乌克兰无人机飞行员培训项目变身电子游戏,让任何人都能”体验现代战争的刺激”


2026年2月6日 / 美国东部时间上午11:57 / CBS新闻

伦敦报道 — 全球玩家现在可以在家购买并玩到乌克兰武装部队开发和使用的简化版第一人称无人机训练项目。这款游戏从战场训练工具演变为家庭娱乐产品,这是一个显著的首创,并且直接与乌克兰正在进行的击退俄罗斯四年全面入侵的努力相关联。

“乌克兰战斗无人机模拟器”(UFDS)可在网上购买,售价约30美元。它具有同样超逼真的物理效果和飞行控制,帮助乌克兰无人机飞行员发现并摧毁俄罗斯坦克、导弹发射车和部队。完整模拟器可供乌克兰武装部队所有成员免费使用。
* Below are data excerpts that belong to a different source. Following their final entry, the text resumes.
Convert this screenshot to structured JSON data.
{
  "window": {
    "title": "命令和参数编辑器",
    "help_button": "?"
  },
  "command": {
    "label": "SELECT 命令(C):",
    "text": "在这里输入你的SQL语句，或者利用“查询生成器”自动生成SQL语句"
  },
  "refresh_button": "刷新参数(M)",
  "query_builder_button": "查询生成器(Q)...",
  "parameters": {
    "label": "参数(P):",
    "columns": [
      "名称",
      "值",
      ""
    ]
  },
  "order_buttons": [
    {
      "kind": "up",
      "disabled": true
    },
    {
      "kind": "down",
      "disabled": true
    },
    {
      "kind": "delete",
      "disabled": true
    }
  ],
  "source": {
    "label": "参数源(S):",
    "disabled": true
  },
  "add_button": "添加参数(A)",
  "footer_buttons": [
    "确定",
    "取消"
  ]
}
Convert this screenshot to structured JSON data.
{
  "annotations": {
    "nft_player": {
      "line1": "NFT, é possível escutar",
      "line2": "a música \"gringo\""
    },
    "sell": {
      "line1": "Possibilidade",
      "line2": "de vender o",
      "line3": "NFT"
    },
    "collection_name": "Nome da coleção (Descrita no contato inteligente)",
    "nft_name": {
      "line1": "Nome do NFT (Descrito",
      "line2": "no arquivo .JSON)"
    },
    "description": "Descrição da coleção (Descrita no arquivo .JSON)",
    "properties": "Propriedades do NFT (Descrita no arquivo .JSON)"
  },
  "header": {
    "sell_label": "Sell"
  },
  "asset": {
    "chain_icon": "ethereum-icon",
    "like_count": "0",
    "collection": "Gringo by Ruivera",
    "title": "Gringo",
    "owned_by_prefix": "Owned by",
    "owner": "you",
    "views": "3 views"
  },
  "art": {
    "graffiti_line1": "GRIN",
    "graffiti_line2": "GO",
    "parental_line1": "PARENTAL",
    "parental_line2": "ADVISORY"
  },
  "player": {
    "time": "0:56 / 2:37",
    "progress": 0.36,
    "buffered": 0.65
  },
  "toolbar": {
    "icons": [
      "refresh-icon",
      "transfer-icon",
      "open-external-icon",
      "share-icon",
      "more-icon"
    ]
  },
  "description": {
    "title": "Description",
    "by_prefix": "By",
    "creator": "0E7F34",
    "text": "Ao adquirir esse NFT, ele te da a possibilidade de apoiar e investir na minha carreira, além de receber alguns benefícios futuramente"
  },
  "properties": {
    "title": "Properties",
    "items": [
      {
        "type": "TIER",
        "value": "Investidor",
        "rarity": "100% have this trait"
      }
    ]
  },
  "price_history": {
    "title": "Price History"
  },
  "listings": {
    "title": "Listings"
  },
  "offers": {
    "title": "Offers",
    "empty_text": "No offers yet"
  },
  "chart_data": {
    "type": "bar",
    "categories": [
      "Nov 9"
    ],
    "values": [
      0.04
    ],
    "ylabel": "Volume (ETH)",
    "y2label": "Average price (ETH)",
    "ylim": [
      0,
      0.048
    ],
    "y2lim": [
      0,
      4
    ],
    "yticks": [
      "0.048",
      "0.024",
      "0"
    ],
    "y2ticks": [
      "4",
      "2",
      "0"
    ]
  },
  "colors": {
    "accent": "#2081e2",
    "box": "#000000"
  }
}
无人机战斗俱乐部学院(Drone Fight Club Academy)是培训乌克兰军方无人机飞行员的机构,其首席执行官弗拉德·普拉辛(Vlad Plaksin)是UFDS的主要开发者之一,也是该项目的推动力量。该学院自战争初期成立以来已培训了5000多名乌克兰军方无人机飞行员,并于去年与美国空军合作在德国拉姆施泰因空军基地进行了一次训练课程。

普拉辛告诉CBS新闻,将军事项目转化为电子游戏的一个目标是培训年轻乌克兰人驾驶无人机,”给他们一个不用扛着步枪上战壕的可能”。

游戏截图:

乌克兰战斗无人机模拟器
乌克兰战斗无人机模拟器显示玩家在模拟无人机撞击俄罗斯卡车前的第一人称视角。

在战争期间,乌克兰年轻人对与无人机相关事物的兴趣大幅上升,这在很大程度上要归功于该国的军方无人机飞行员,普拉辛称他们已获得英雄般的地位。

“大多数年轻人想飞行,想打击[俄罗斯目标],想在这个新的机器人世界中成长,”他向CBS新闻表示。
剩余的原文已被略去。